As mulheres que assumiram a administração das tarefas financeiras emergentes expressaram descontentamento sobre a carga de trabalho adicional adquirida. Segundo aquele mesmo autor, existem algumas explicações para esse descontentamento. E uma delas está no fato de que algumas mulheres queriam a ajuda de seus maridos e ficaram frustradas quando estes não estavam acessíveis. Algumas queriam protegê-los da tensão emocional advinda das dívidas e outras não queriam que seus maridos se envolvessem com as tarefas financeiras, porque acreditavam que seus cônjuges eram financeiramente irresponsáveis. De acordo com o citado autor, em alguns casos existe um desequilíbrio de poder entre os cônjuges, em que alguns maridos tinham o poder de vetar os pedidos de suas esposas para contornar a situação financeira. Outros maridos não justificavam seus vetos, declarando que não queriam ser incomodados impondo a suas esposas a tarefa de cuidar das coisas.

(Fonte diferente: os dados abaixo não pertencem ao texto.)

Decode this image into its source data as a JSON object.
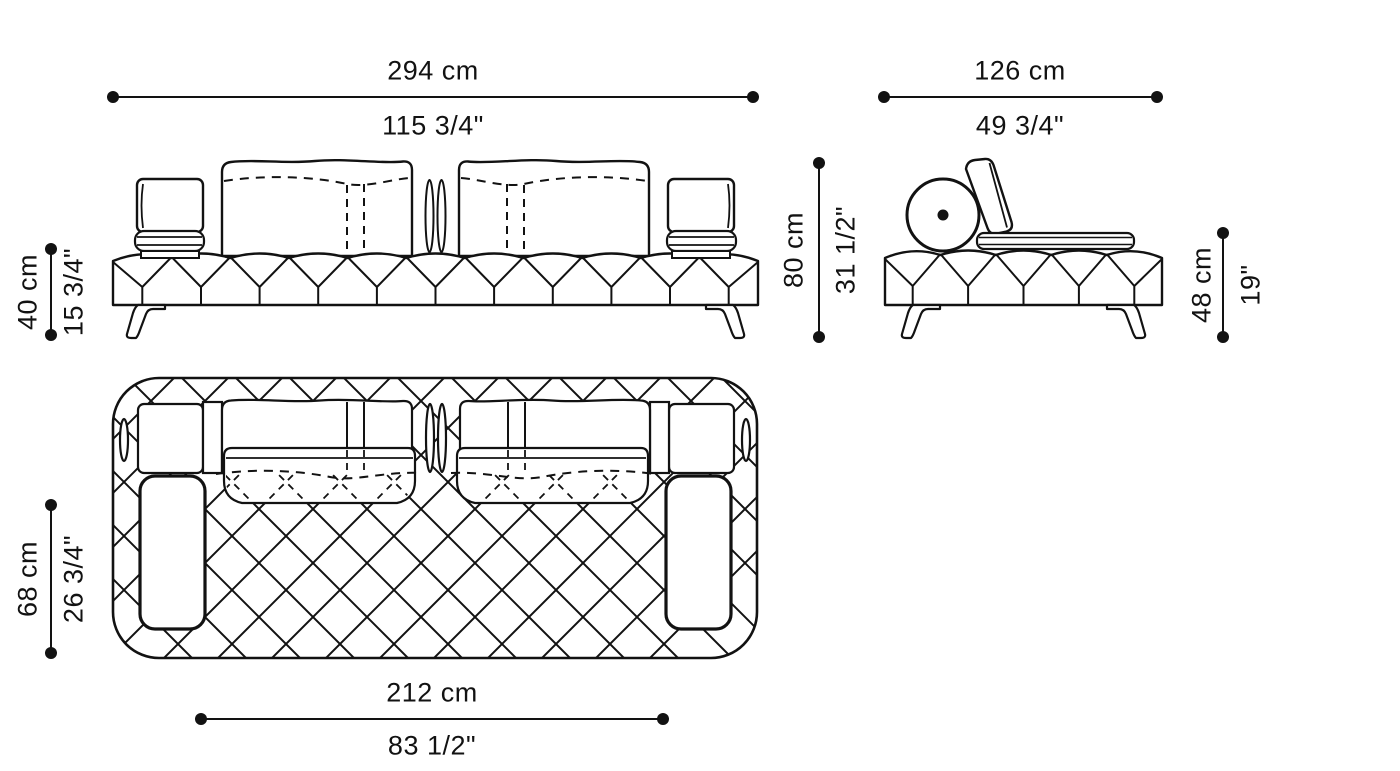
{
  "drawing": {
    "type": "furniture technical drawing",
    "subject": "sofa",
    "views": {
      "front": "front-elevation",
      "side": "side-elevation",
      "top": "plan-view"
    }
  },
  "dimensions": {
    "overall_width": {
      "cm": "294 cm",
      "inches": "115 3/4\""
    },
    "overall_depth": {
      "cm": "126 cm",
      "inches": "49 3/4\""
    },
    "seat_height": {
      "cm": "40 cm",
      "inches": "15 3/4\""
    },
    "overall_height": {
      "cm": "80 cm",
      "inches": "31 1/2\""
    },
    "arm_height": {
      "cm": "48 cm",
      "inches": "19\""
    },
    "cushion_depth": {
      "cm": "68 cm",
      "inches": "26 3/4\""
    },
    "seat_width": {
      "cm": "212 cm",
      "inches": "83 1/2\""
    }
  },
  "colors": {
    "line": "#121212",
    "background": "#ffffff"
  }
}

50 Segundo Thorne (2010), nem todos os maridos eram indiferentes à situação da dívida. Alguns pesquisados se encontravam ansiosos, irritados e embaraçados com a situação financeira e outros afirmaram que se reconheciam como falhos, porque se sentiam malsucedidos como chefes de família. Esse autor conclui que seu estudo fornece suporte para a conclusão de que a dificuldade financeira grave é a origem dos aumentos significativos do sofrimento emocional entre os cônjuges, mas principalmente para as mulheres, pois, apesar do aumento da angústia dos maridos, muitos escolheram evitar o trabalho e o desgaste de resolver a situação financeira desequilibrada, ficando isso a cargo das esposas.